Periscopio propone un nuovo modo di essere giornale, di fare informazione. di accostare Alto e Basso, di rapportarsi al proprio pubblico. Rompe compartimenti stagni delle sezioni tradizionali di quotidiani. Accoglie e dà riconosce uguale dignità a tutti i generi e tutti linguaggi: così in primo piano ci può essere una notizia, un commento, ma anche una poesia o una vignetta.  Abbandona la rincorsa allo scoop, all’intervista esclusiva, alla firma illustre, proponendo quella che abbiamo chiamato “informazione verticale”: entrare cioè nelle  “cose che accadono fuori e dentro di noi”, denunciare Il Vecchio che resiste e raccontare Il Nuovo che germoglia, stare dalla parte dei diritti e denunciare la diseguaglianza che cresce in Italia e nel mondo. .

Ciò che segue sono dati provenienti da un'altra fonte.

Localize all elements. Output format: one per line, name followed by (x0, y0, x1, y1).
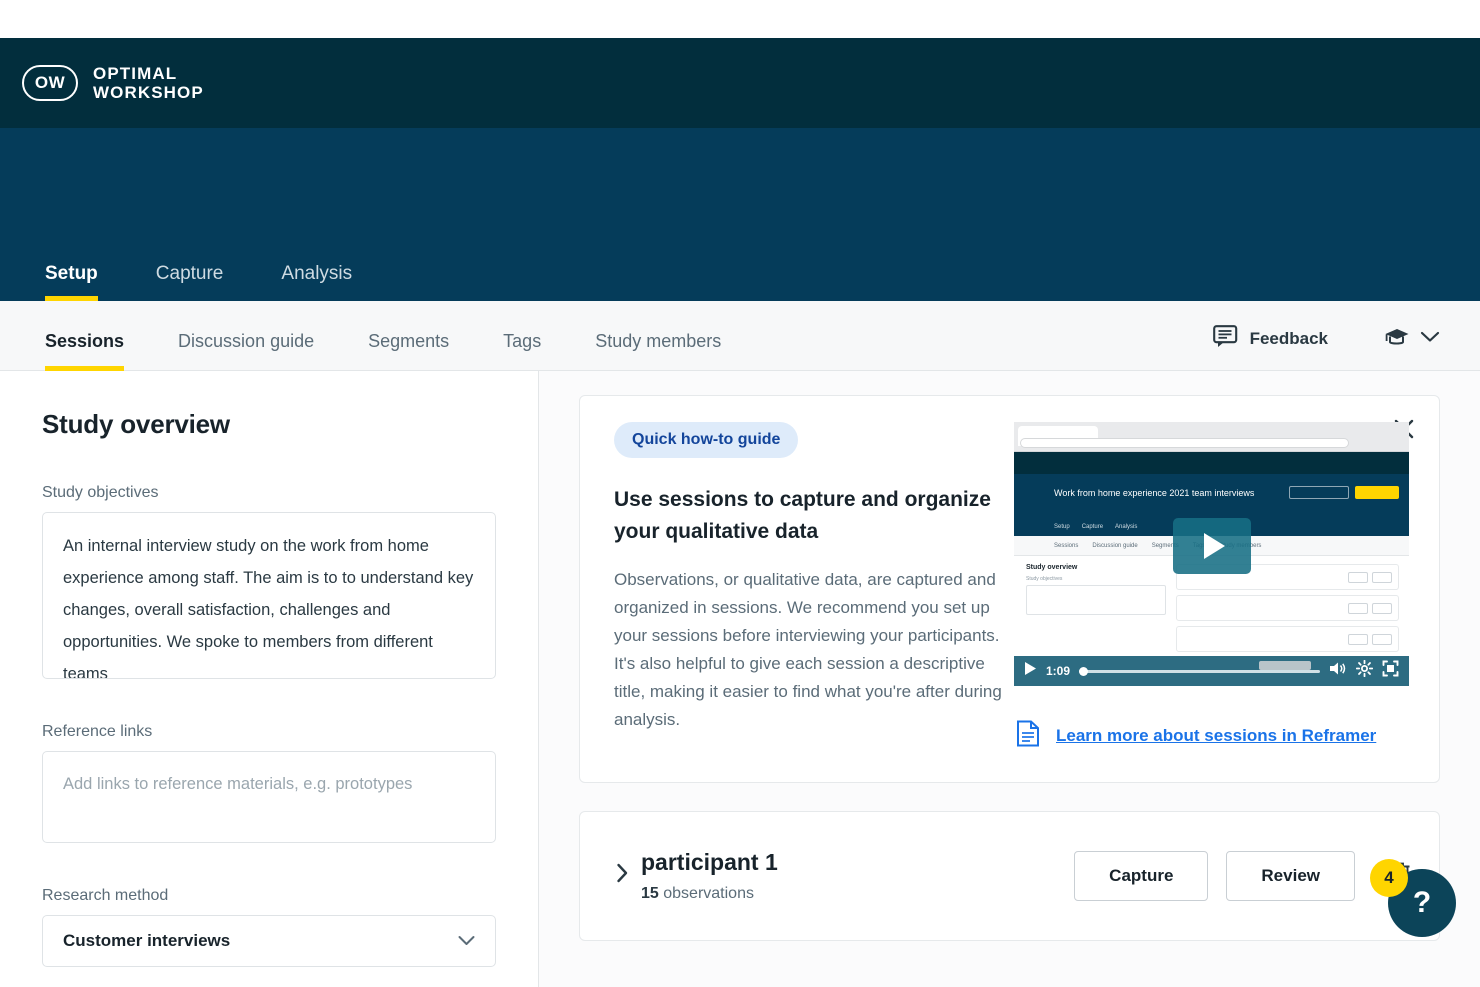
thumbnail-tab-setup: Setup (1054, 524, 1070, 530)
thumbnail-session-row (1176, 595, 1399, 621)
observation-count: 15 (641, 885, 659, 902)
feedback-label: Feedback (1249, 329, 1328, 348)
guide-body-text: Observations, or qualitative data, are c… (614, 570, 1002, 729)
reference-links-label: Reference links (42, 723, 153, 740)
brand-name-line2: WORKSHOP (93, 83, 204, 102)
chevron-down-icon (1420, 330, 1440, 348)
logo[interactable]: OW OPTIMAL WORKSHOP (22, 64, 204, 102)
chevron-right-icon[interactable] (604, 857, 641, 895)
learn-more-link[interactable]: Learn more about sessions in Reframer (1056, 726, 1376, 746)
thumbnail-mini-button (1372, 571, 1392, 583)
thumbnail-brand-bar (1014, 452, 1409, 474)
subtab-discussion-guide[interactable]: Discussion guide (178, 331, 314, 370)
capture-button[interactable]: Capture (1074, 851, 1209, 901)
research-method-field: Research method Customer interviews (42, 887, 496, 967)
thumbnail-mini-button (1348, 571, 1368, 583)
thumbnail-field-input (1026, 585, 1166, 615)
participant-name: participant 1 (641, 849, 778, 875)
brand-name-line1: OPTIMAL (93, 64, 178, 83)
thumbnail-tab-capture: Capture (1081, 524, 1104, 530)
research-method-value: Customer interviews (63, 931, 231, 950)
gear-icon[interactable] (1355, 659, 1374, 682)
subtab-sessions[interactable]: Sessions (45, 331, 125, 371)
volume-icon[interactable] (1329, 661, 1347, 681)
help-badge-count: 4 (1370, 859, 1408, 897)
research-method-select[interactable]: Customer interviews (42, 915, 496, 967)
tab-setup[interactable]: Setup (45, 263, 98, 301)
thumbnail-tab-analysis: Analysis (1115, 524, 1138, 530)
graduation-cap-icon (1384, 327, 1410, 352)
thumbnail-session-row (1176, 626, 1399, 652)
primary-tab-bar: Setup Capture Analysis (45, 241, 410, 301)
secondary-nav: Sessions Discussion guide Segments Tags … (0, 301, 1480, 371)
page-title: Study overview (42, 409, 230, 439)
thumbnail-mini-button (1372, 633, 1392, 645)
ow-logo-icon: OW (22, 65, 78, 101)
study-objectives-field: Study objectives An internal interview s… (42, 484, 496, 679)
secondary-nav-actions: Feedback (1212, 325, 1440, 370)
brand-bar: OW OPTIMAL WORKSHOP (0, 38, 1480, 128)
feedback-button[interactable]: Feedback (1212, 325, 1328, 353)
guide-text-column: Quick how-to guide Use sessions to captu… (614, 422, 1004, 752)
secondary-nav-tabs: Sessions Discussion guide Segments Tags … (45, 301, 775, 371)
subtab-segments[interactable]: Segments (368, 331, 449, 370)
thumbnail-mini-button (1348, 633, 1368, 645)
thumbnail-primary-button (1355, 486, 1399, 499)
speech-bubble-icon (1212, 325, 1238, 353)
learn-more-row[interactable]: Learn more about sessions in Reframer (1016, 720, 1409, 752)
video-progress-bar[interactable] (1079, 660, 1320, 676)
guide-heading: Use sessions to capture and organize you… (614, 488, 991, 543)
thumbnail-tabs: Setup Capture Analysis (1054, 524, 1137, 530)
thumbnail-mini-button (1372, 602, 1392, 614)
video-progress-handle[interactable] (1079, 666, 1089, 676)
hero-band: Setup Capture Analysis (0, 128, 1480, 301)
learning-menu-button[interactable] (1384, 327, 1440, 352)
video-play-button[interactable] (1172, 518, 1251, 575)
logo-mark-text: OW (34, 73, 66, 92)
thumbnail-mini-button (1348, 602, 1368, 614)
tab-analysis[interactable]: Analysis (281, 263, 352, 301)
reference-links-field: Reference links Add links to reference m… (42, 723, 496, 843)
guide-media-column: Work from home experience 2021 team inte… (1014, 422, 1409, 752)
video-time: 1:09 (1046, 664, 1071, 678)
video-tooltip (1259, 660, 1312, 670)
tab-capture[interactable]: Capture (156, 263, 224, 301)
brand-name: OPTIMAL WORKSHOP (93, 64, 204, 102)
subtab-tags[interactable]: Tags (503, 331, 541, 370)
question-mark-icon: ? (1412, 886, 1432, 919)
play-icon (1203, 533, 1225, 560)
participant-row: participant 1 15 observations Capture Re… (579, 811, 1440, 941)
play-icon[interactable] (1024, 661, 1037, 681)
thumbnail-field-label: Study objectives (1026, 576, 1063, 582)
how-to-guide-card: Quick how-to guide Use sessions to captu… (579, 395, 1440, 783)
observation-label: observations (663, 885, 754, 902)
participant-info: participant 1 15 observations (641, 849, 778, 903)
video-controls: 1:09 (1014, 656, 1409, 686)
reference-links-input[interactable]: Add links to reference materials, e.g. p… (42, 751, 496, 843)
subtab-study-members[interactable]: Study members (595, 331, 721, 370)
app-root: OW OPTIMAL WORKSHOP Setup Capture Analys… (0, 0, 1480, 987)
study-overview-panel: Study overview Study objectives An inter… (0, 371, 539, 987)
study-objectives-input[interactable]: An internal interview study on the work … (42, 512, 496, 679)
research-method-label: Research method (42, 887, 169, 904)
how-to-video-player[interactable]: Work from home experience 2021 team inte… (1014, 422, 1409, 686)
thumbnail-address-bar (1020, 438, 1349, 448)
thumbnail-subtab-guide: Discussion guide (1092, 542, 1138, 549)
fullscreen-icon[interactable] (1382, 660, 1399, 682)
help-button[interactable]: ? 4 (1370, 859, 1456, 937)
thumbnail-secondary-button (1289, 486, 1349, 499)
participant-actions: Capture Review (1074, 851, 1411, 901)
chevron-down-icon (458, 931, 475, 951)
study-objectives-label: Study objectives (42, 484, 159, 501)
thumbnail-study-title: Work from home experience 2021 team inte… (1054, 488, 1255, 498)
thumbnail-browser-chrome (1014, 422, 1409, 452)
document-icon (1016, 720, 1040, 752)
guide-pill-badge: Quick how-to guide (614, 422, 799, 458)
main-content: Study overview Study objectives An inter… (0, 371, 1480, 987)
sessions-panel: Quick how-to guide Use sessions to captu… (539, 371, 1480, 987)
participant-observations: 15 observations (641, 885, 778, 903)
review-button[interactable]: Review (1226, 851, 1355, 901)
thumbnail-subtab-sessions: Sessions (1054, 542, 1079, 549)
thumbnail-panel-title: Study overview (1026, 564, 1078, 571)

Con il quotidiano di ieri, così si diceva, oggi ci si incarta il pesce. Non Periscopio, la sua “informazione verticale” non invecchia mai e dal nostro archivio di quasi 50.000 articoli (disponibile gratuitamente) si pescano continuamente contenuti utili per integrare le ultime notizie uscite. Non troverete mai, come succede in quasi tutti i quotidiani on line,  le prime tre righe dell’articolo in chiaro… e una piccola tassa per poter leggere tutto il resto.